Cher Theus,
Le temps a coulé doucement. Ruisselet transparent où nagent à l’envers des arbres, des mésanges, des nuages. Des truites se faufilent entre les branches, entre les feuillages. Dans ce prisme clair de l’onde, un monde retourné.
Tu as peut-être oublié mon nom.
La couleur de mes cheveux.
Le parfum à mon cou et à mes poignets. Unda Maris, de Filippo Sorcellini.
J’écoute une chanson italienne, le rythme m’emporte et je chante à l’aveugle, en onomatopées. Je ne comprends rien aux paroles, il est question d’amour et d’années qui passent, je crois. Peut-être aussi de nos jours à Milan. La basilique sombre. Les œuvres d’Anselm Kiefer au Hangar Pirelli. Des pâtes al dente dans un restau élégant en lisière de campagne.
Je pense à mon amie Julie Moulin, partie à Katmandou embrasser la dépouille de son père – une chute au cours d’une ascension. Je pense à mon propre père. À la montagne qui appelle, console et meurtrit. Julie la vaillante. Qui, dans Jupe et Pantalon, décrit un corps bien vivant qui se déglingue et s’emballe. Qui, quelques années plus tard en Asie, affronte son propre corps qui se dérobe et se raidit. Nos écrits prennent vie et nous rattrapent parfois.
Je te parle d’elle, qui me bouleverse, mais j’ai aussi envie de parler de nous, Theus. De moi, d’abord. De mes fuites innombrables. J’ai passé ma vie à fuir l’amour, de peur de le perdre.

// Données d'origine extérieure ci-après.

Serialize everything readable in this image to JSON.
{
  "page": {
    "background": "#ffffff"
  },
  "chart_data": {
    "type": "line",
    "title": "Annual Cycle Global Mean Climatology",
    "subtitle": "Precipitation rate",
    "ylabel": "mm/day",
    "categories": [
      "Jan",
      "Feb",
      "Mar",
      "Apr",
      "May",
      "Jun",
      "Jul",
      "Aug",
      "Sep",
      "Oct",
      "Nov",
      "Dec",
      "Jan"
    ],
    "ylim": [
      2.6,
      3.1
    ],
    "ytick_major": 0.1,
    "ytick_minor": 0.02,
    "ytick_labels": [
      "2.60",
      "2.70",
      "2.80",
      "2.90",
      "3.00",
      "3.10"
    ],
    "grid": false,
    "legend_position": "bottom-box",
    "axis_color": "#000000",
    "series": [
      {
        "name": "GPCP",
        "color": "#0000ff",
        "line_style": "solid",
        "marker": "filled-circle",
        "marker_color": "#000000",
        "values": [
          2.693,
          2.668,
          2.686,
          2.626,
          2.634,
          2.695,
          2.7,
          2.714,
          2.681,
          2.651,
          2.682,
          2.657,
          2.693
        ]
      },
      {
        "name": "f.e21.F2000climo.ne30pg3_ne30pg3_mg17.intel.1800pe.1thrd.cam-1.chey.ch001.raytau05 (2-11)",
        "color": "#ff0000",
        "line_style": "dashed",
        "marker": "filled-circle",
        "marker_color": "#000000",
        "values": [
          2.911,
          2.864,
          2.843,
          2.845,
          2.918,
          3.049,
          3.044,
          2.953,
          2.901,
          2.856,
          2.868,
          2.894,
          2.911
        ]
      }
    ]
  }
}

Je ne t’ai pas écrit depuis des mois.
Tu ne m’as pas écrit depuis des mois.
J’ai été si tranchante.
Tendresses
Ada
Chère Ada,
Quand même, merci pour ta lettre. Je l’ai lue les cils humides. J’ai affiché l’enveloppe fleurie dans ma cuisine puis j’ai tout laissé en plan. Je n’ai pas songé à te résister, je me suis envolé vers toi.

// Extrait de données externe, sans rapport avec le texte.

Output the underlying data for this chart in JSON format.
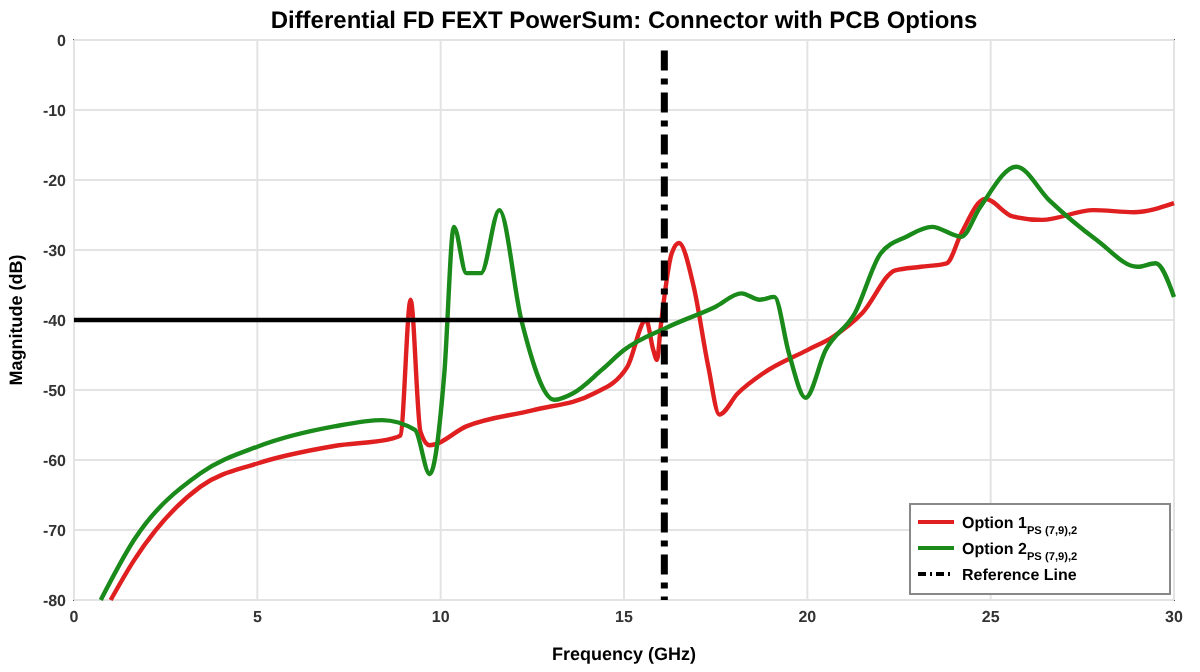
{
  "chart_data": {
    "type": "line",
    "title": "Differential FD FEXT PowerSum: Connector with PCB Options",
    "xlabel": "Frequency (GHz)",
    "ylabel": "Magnitude (dB)",
    "xlim": [
      0,
      30
    ],
    "xticks": [
      0,
      5,
      10,
      15,
      20,
      25,
      30
    ],
    "ylim": [
      -80,
      0
    ],
    "yticks": [
      -80,
      -70,
      -60,
      -50,
      -40,
      -30,
      -20,
      -10,
      0
    ],
    "grid": true,
    "legend": "bottom right",
    "series": [
      {
        "name": "Option 1$_{PS (7,9),2}$",
        "color": "#e02020",
        "x": [
          1.0,
          1.64,
          3.45,
          5,
          7.1,
          8.7,
          8.9,
          9.18,
          9.45,
          9.7,
          10.7,
          12.5,
          14.18,
          15.09,
          15.6,
          15.8,
          15.9,
          16.0,
          16.3,
          16.5,
          16.9,
          17.3,
          17.6,
          18.1,
          18.8,
          20,
          20.7,
          21.5,
          22.4,
          23.1,
          23.8,
          24.2,
          24.85,
          25.6,
          26.4,
          27.8,
          28.9,
          30
        ],
        "values": [
          -80,
          -74.3,
          -63.8,
          -60.5,
          -58,
          -56.9,
          -56.5,
          -37.1,
          -56,
          -57.9,
          -55.2,
          -52.9,
          -50.5,
          -46.7,
          -40,
          -44.3,
          -45.7,
          -41,
          -30.5,
          -29,
          -35.2,
          -46.7,
          -53.5,
          -50.5,
          -47.6,
          -44.3,
          -42.4,
          -39,
          -32.9,
          -32.4,
          -31.9,
          -27.6,
          -22.7,
          -25.2,
          -25.7,
          -24.3,
          -24.6,
          -23.3
        ]
      },
      {
        "name": "Option 2$_{PS (7,9),2}$",
        "color": "#1a8a1a",
        "x": [
          0.73,
          1.64,
          3.45,
          5,
          7.1,
          8.4,
          9.3,
          9.7,
          10.1,
          10.36,
          10.7,
          11.1,
          11.6,
          12.2,
          13.1,
          13.6,
          14.4,
          15,
          16.2,
          17.5,
          18.2,
          18.7,
          19.1,
          19.5,
          19.95,
          20.5,
          21.3,
          22,
          22.7,
          23.4,
          24.2,
          24.7,
          25.7,
          26.6,
          27.9,
          29,
          29.5,
          30
        ],
        "values": [
          -80,
          -71.4,
          -61.9,
          -58.1,
          -55.2,
          -54.3,
          -55.7,
          -62,
          -47.6,
          -26.7,
          -33.3,
          -33.3,
          -24.3,
          -40,
          -51.4,
          -50.5,
          -47.1,
          -44.3,
          -41,
          -38.1,
          -36.2,
          -37.1,
          -36.7,
          -44.8,
          -51.1,
          -44.3,
          -39,
          -30.5,
          -28.1,
          -26.7,
          -28.1,
          -24,
          -18.1,
          -22.9,
          -28.6,
          -32.4,
          -31.9,
          -36.7
        ]
      },
      {
        "color": "#000000",
        "x": [
          0,
          16.1
        ],
        "values": [
          -40,
          -40
        ]
      },
      {
        "name": "Reference Line",
        "color": "#000000",
        "line_style": "dashed",
        "x": [
          16.1,
          16.1
        ],
        "values": [
          -1.5,
          -80
        ]
      }
    ]
  }
}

Je me suis coulé dans une bague fine à ton doigt. Pas l’anneau doré qui a l’air d’une alliance. L’autre, aussi délicate, qui la surmonte, ornée d’une pierre transparente et biseautée qui fragmente la lumière. J’étais à ton doigt un jour durant.

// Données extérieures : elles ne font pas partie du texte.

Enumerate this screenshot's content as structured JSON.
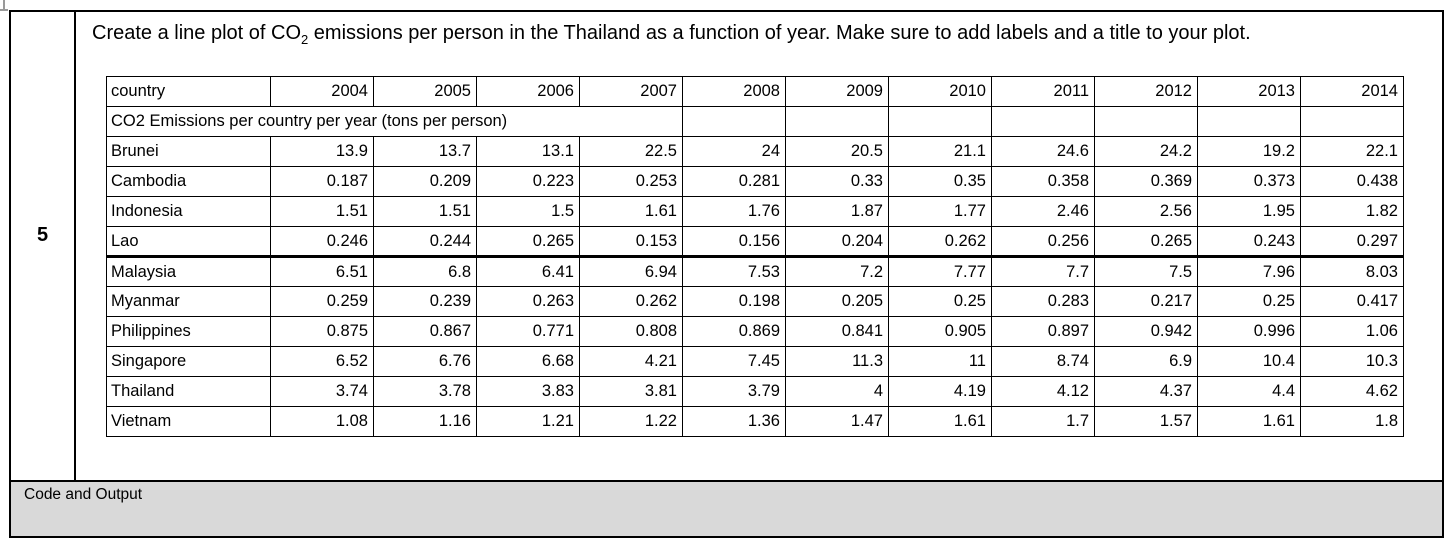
{
  "page": {
    "question_number": "5",
    "prompt": {
      "pre_sub": "Create a line plot of CO",
      "sub": "2",
      "post_sub": " emissions per person in the Thailand as a function of year. Make sure to add labels and a title to your plot."
    },
    "footer_label": "Code and Output"
  },
  "table": {
    "title": "CO2 Emissions per country per year (tons per person)",
    "header": [
      "country",
      "2004",
      "2005",
      "2006",
      "2007",
      "2008",
      "2009",
      "2010",
      "2011",
      "2012",
      "2013",
      "2014"
    ],
    "rows": [
      {
        "country": "Brunei",
        "values": [
          "13.9",
          "13.7",
          "13.1",
          "22.5",
          "24",
          "20.5",
          "21.1",
          "24.6",
          "24.2",
          "19.2",
          "22.1"
        ]
      },
      {
        "country": "Cambodia",
        "values": [
          "0.187",
          "0.209",
          "0.223",
          "0.253",
          "0.281",
          "0.33",
          "0.35",
          "0.358",
          "0.369",
          "0.373",
          "0.438"
        ]
      },
      {
        "country": "Indonesia",
        "values": [
          "1.51",
          "1.51",
          "1.5",
          "1.61",
          "1.76",
          "1.87",
          "1.77",
          "2.46",
          "2.56",
          "1.95",
          "1.82"
        ]
      },
      {
        "country": "Lao",
        "values": [
          "0.246",
          "0.244",
          "0.265",
          "0.153",
          "0.156",
          "0.204",
          "0.262",
          "0.256",
          "0.265",
          "0.243",
          "0.297"
        ]
      },
      {
        "country": "Malaysia",
        "values": [
          "6.51",
          "6.8",
          "6.41",
          "6.94",
          "7.53",
          "7.2",
          "7.77",
          "7.7",
          "7.5",
          "7.96",
          "8.03"
        ]
      },
      {
        "country": "Myanmar",
        "values": [
          "0.259",
          "0.239",
          "0.263",
          "0.262",
          "0.198",
          "0.205",
          "0.25",
          "0.283",
          "0.217",
          "0.25",
          "0.417"
        ]
      },
      {
        "country": "Philippines",
        "values": [
          "0.875",
          "0.867",
          "0.771",
          "0.808",
          "0.869",
          "0.841",
          "0.905",
          "0.897",
          "0.942",
          "0.996",
          "1.06"
        ]
      },
      {
        "country": "Singapore",
        "values": [
          "6.52",
          "6.76",
          "6.68",
          "4.21",
          "7.45",
          "11.3",
          "11",
          "8.74",
          "6.9",
          "10.4",
          "10.3"
        ]
      },
      {
        "country": "Thailand",
        "values": [
          "3.74",
          "3.78",
          "3.83",
          "3.81",
          "3.79",
          "4",
          "4.19",
          "4.12",
          "4.37",
          "4.4",
          "4.62"
        ]
      },
      {
        "country": "Vietnam",
        "values": [
          "1.08",
          "1.16",
          "1.21",
          "1.22",
          "1.36",
          "1.47",
          "1.61",
          "1.7",
          "1.57",
          "1.61",
          "1.8"
        ]
      }
    ]
  },
  "colors": {
    "band_bg": "#d9d9d9",
    "ghost_grid": "#bfbfbf",
    "border": "#000000"
  }
}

Tu n’as pas senti ma présence.
J’étais avec toi chez la manucure. Tu peux être superficielle parfois. Amoureuse des éclats faciles, du brillant, du papier glacé.
Pourtant je t’ai entendu murmurer :
– Moi je n’aime pas les femmes trop soignées.
La manucure a sursauté :
– On n’est jamais trop soigné.
Tu as rétorqué :
– J’aime un maquillage léger, l’élégance raffinée, pour autant que cela ne vire pas à l’obsession, que cela ne masque pas un vide. Je crois aussi que le temps passé à se malaxer-botoxer le visage est du temps prélevé sur la tendresse.
La sophistication extrême révèle une faille, la crainte d’être soi, le besoin de se dissimuler derrière des paillettes. J’aime les femmes assez naturelles. Celles qui n’ont pas un deuxième visage sous la couche de fond de teint.
Et j’aime te voir décoiffée, les cheveux au vent sur ton vélo. C’est ainsi que tu es la plus intrépide, la plus sauvage, la plus séduisante.
J’ai vu ton émotion vive lorsque ta fille a évoqué la détresse psychologique de son amie. La souffrance de cette adolescente te transperce. Nos impuissances douloureuses.
Ta fille avait envie de parler. J’ai vu votre complicité renouvelée. Ton émotion encore lorsque vous avez évoqué Gaza et Isräel, ces déchirures qui défigurent le berceau de l’humanité.